Wednesday, July 1, 2009

Women are from Venus and Men are from Toilets

After dating for six months, Denise posed the one dreaded question to Jasper

Denise: So how do you define our relationship?

Jasper: Its fun, I’m having a great time, you are having a great time, we should do this more often

Denise: No I mean, where do we go from here?

Jasper: We can catch GI Joe at the mall. I sure hope you are a fan; I’ll pick you up tomorrow say 8?

Denise: Why are you being facetious about this relationship?

Jasper (thinking): What does facetious mean??

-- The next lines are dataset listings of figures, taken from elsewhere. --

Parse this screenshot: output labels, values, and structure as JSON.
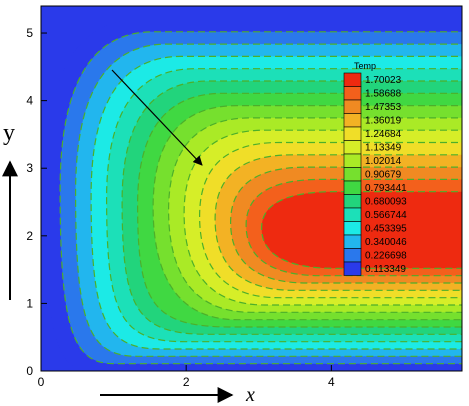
{
  "chart_data": {
    "type": "heatmap",
    "xlabel": "x",
    "ylabel": "y",
    "xlim": [
      0,
      5.8
    ],
    "ylim": [
      0,
      5.4
    ],
    "x_ticks": [
      "0",
      "2",
      "4"
    ],
    "x_tick_values": [
      0,
      2,
      4
    ],
    "y_ticks": [
      "0",
      "1",
      "2",
      "3",
      "4",
      "5"
    ],
    "y_tick_values": [
      0,
      1,
      2,
      3,
      4,
      5
    ],
    "legend": {
      "title": "Temp",
      "placement": "right-inside",
      "levels": [
        "1.70023",
        "1.58688",
        "1.47353",
        "1.36019",
        "1.24684",
        "1.13349",
        "1.02014",
        "0.90679",
        "0.793441",
        "0.680093",
        "0.566744",
        "0.453395",
        "0.340046",
        "0.226698",
        "0.113349"
      ],
      "colors": [
        "#ee2a10",
        "#f3601c",
        "#f08a22",
        "#f3b224",
        "#f0de28",
        "#d6ee28",
        "#aaea26",
        "#76e02e",
        "#40d842",
        "#22d47c",
        "#1ce0b8",
        "#1ceae6",
        "#22b6ee",
        "#2a78ec",
        "#2a3aea"
      ]
    },
    "contour_levels": [
      0.113349,
      0.226698,
      0.340046,
      0.453395,
      0.566744,
      0.680093,
      0.793441,
      0.90679,
      1.02014,
      1.13349,
      1.24684,
      1.36019,
      1.47353,
      1.58688,
      1.70023
    ],
    "annotation": "arrow pointing toward the hot core"
  }
}
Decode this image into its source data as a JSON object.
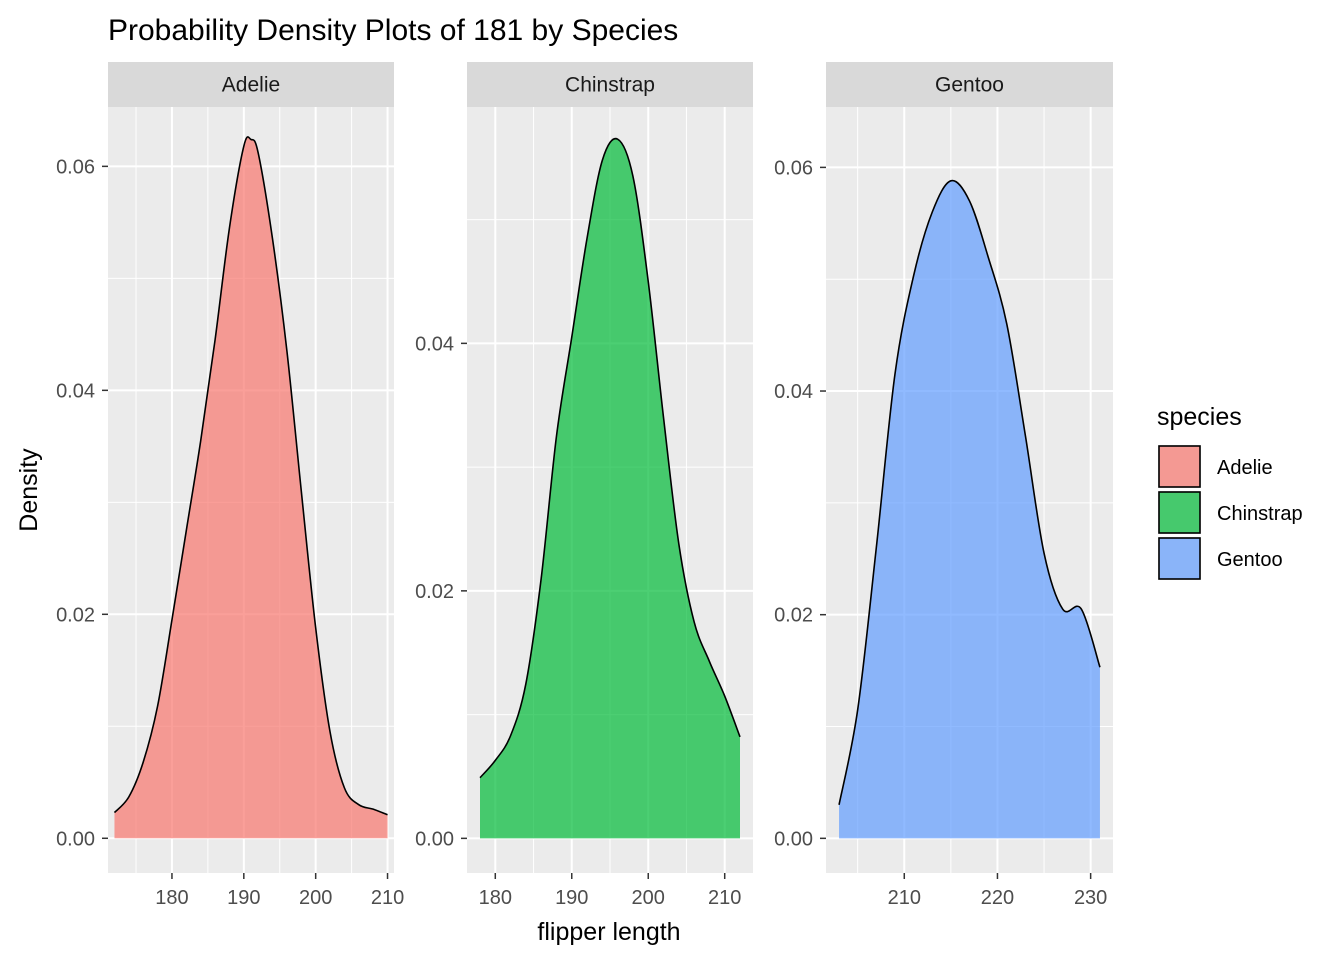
{
  "chart_data": {
    "type": "area",
    "title": "Probability Density Plots of 181 by Species",
    "xlabel": "flipper length",
    "ylabel": "Density",
    "grid": true,
    "legend": {
      "title": "species",
      "position": "right",
      "entries": [
        {
          "label": "Adelie",
          "color": "#F8766D"
        },
        {
          "label": "Chinstrap",
          "color": "#00BA38"
        },
        {
          "label": "Gentoo",
          "color": "#619CFF"
        }
      ]
    },
    "panels": [
      {
        "name": "Adelie",
        "color": "#F8766D",
        "xlim": [
          171.1,
          210.9
        ],
        "ylim": [
          -0.0031,
          0.0653
        ],
        "x_ticks": [
          180,
          190,
          200,
          210
        ],
        "x_tick_labels": [
          "180",
          "190",
          "200",
          "210"
        ],
        "y_ticks": [
          0,
          0.02,
          0.04,
          0.06
        ],
        "y_tick_labels": [
          "0.00",
          "0.02",
          "0.04",
          "0.06"
        ],
        "x": [
          172,
          174,
          176,
          178,
          180,
          182,
          184,
          186,
          188,
          190,
          191,
          192,
          194,
          196,
          198,
          200,
          202,
          204,
          206,
          208,
          210
        ],
        "y": [
          0.0023,
          0.0037,
          0.0068,
          0.0118,
          0.0195,
          0.0275,
          0.0355,
          0.0445,
          0.0545,
          0.0618,
          0.0624,
          0.0612,
          0.0535,
          0.0435,
          0.031,
          0.0188,
          0.0095,
          0.0045,
          0.003,
          0.0026,
          0.0021
        ]
      },
      {
        "name": "Chinstrap",
        "color": "#00BA38",
        "xlim": [
          176.3,
          213.7
        ],
        "ylim": [
          -0.0028,
          0.0591
        ],
        "x_ticks": [
          180,
          190,
          200,
          210
        ],
        "x_tick_labels": [
          "180",
          "190",
          "200",
          "210"
        ],
        "y_ticks": [
          0,
          0.02,
          0.04
        ],
        "y_tick_labels": [
          "0.00",
          "0.02",
          "0.04"
        ],
        "x": [
          178,
          180,
          182,
          184,
          186,
          188,
          190,
          192,
          194,
          196,
          198,
          200,
          202,
          204,
          206,
          208,
          210,
          212
        ],
        "y": [
          0.0049,
          0.0063,
          0.0083,
          0.0125,
          0.021,
          0.0325,
          0.0405,
          0.0485,
          0.0548,
          0.0565,
          0.0535,
          0.045,
          0.034,
          0.0238,
          0.0175,
          0.0143,
          0.0115,
          0.0082
        ]
      },
      {
        "name": "Gentoo",
        "color": "#619CFF",
        "xlim": [
          201.6,
          232.4
        ],
        "ylim": [
          -0.0031,
          0.0654
        ],
        "x_ticks": [
          210,
          220,
          230
        ],
        "x_tick_labels": [
          "210",
          "220",
          "230"
        ],
        "y_ticks": [
          0,
          0.02,
          0.04,
          0.06
        ],
        "y_tick_labels": [
          "0.00",
          "0.02",
          "0.04",
          "0.06"
        ],
        "x": [
          203,
          205,
          207,
          209,
          211,
          213,
          215,
          217,
          219,
          221,
          223,
          225,
          227,
          229,
          231
        ],
        "y": [
          0.003,
          0.0115,
          0.026,
          0.0415,
          0.0503,
          0.056,
          0.0588,
          0.057,
          0.052,
          0.046,
          0.036,
          0.0255,
          0.0205,
          0.0205,
          0.0153
        ]
      }
    ]
  }
}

Denise (thinking): I blew it, he doesn’t like me now and he’s not going to call. We are having our first couple’s fight

Jasper (thinking): Is she upset because I finished her dessert? Maybe she doesn’t like me eating off her plate

Denise (thinking): I don’t get it, we shared a dessert, it was the most personal thing I have done with him and he doesn’t seem to care

Jasper (thinking): Hmm….what was that dessert called? Boy, that was a damn good one. I think it was creamy brul or crepe bulle. Sigh, these French people never make it easy on us. Hmm….will have to go for it again

Denise (thinking): I should have seen this coming, he doesn’t want a serious commitment or maybe I am just having too many high expectations. He’s a nice guy even if he’s not perfect and I should know there’s no such thing as a knight in shining armour. I shouldn’t lose everything I have now because of my ideals of what a perfect romance should be like. I have to wait for him to be ready to come out of his shell. I really do like him so much and I can see us having a wonderful church marriage with 5 kids living in a ranch somewhere in the distant future.

Jasper (thinking): Gosh, Denise’s short skirt is turning me on

Jasper: You wanna over come to my place?

Denise (thinking): HE WANTS ME!!! He’s just too scared to say it too soon

Denise: Yes!

Jasper (thinking): Alright, I’m getting laid tonite!!

The next morning, Jasper drops Denise home. Denise calls her best friend Tracy and tells her everything. It’s a 3 and half hour conversation of precise details of what took place. Everything is analysed, every gesture is broken down into and every thing Jasper says is reexamined. What he thought, how he felt and where this relationship is heading?

Jasper calls his buddy Jay for beers and Jay asks Jasper if he got lucky last nite and Jasper’s replies, ‘Hooya! I scored!!’

2 comments:

  1. Hahahahahaha god you have insight into how a man thinks. Your blogs are great keep up the good work.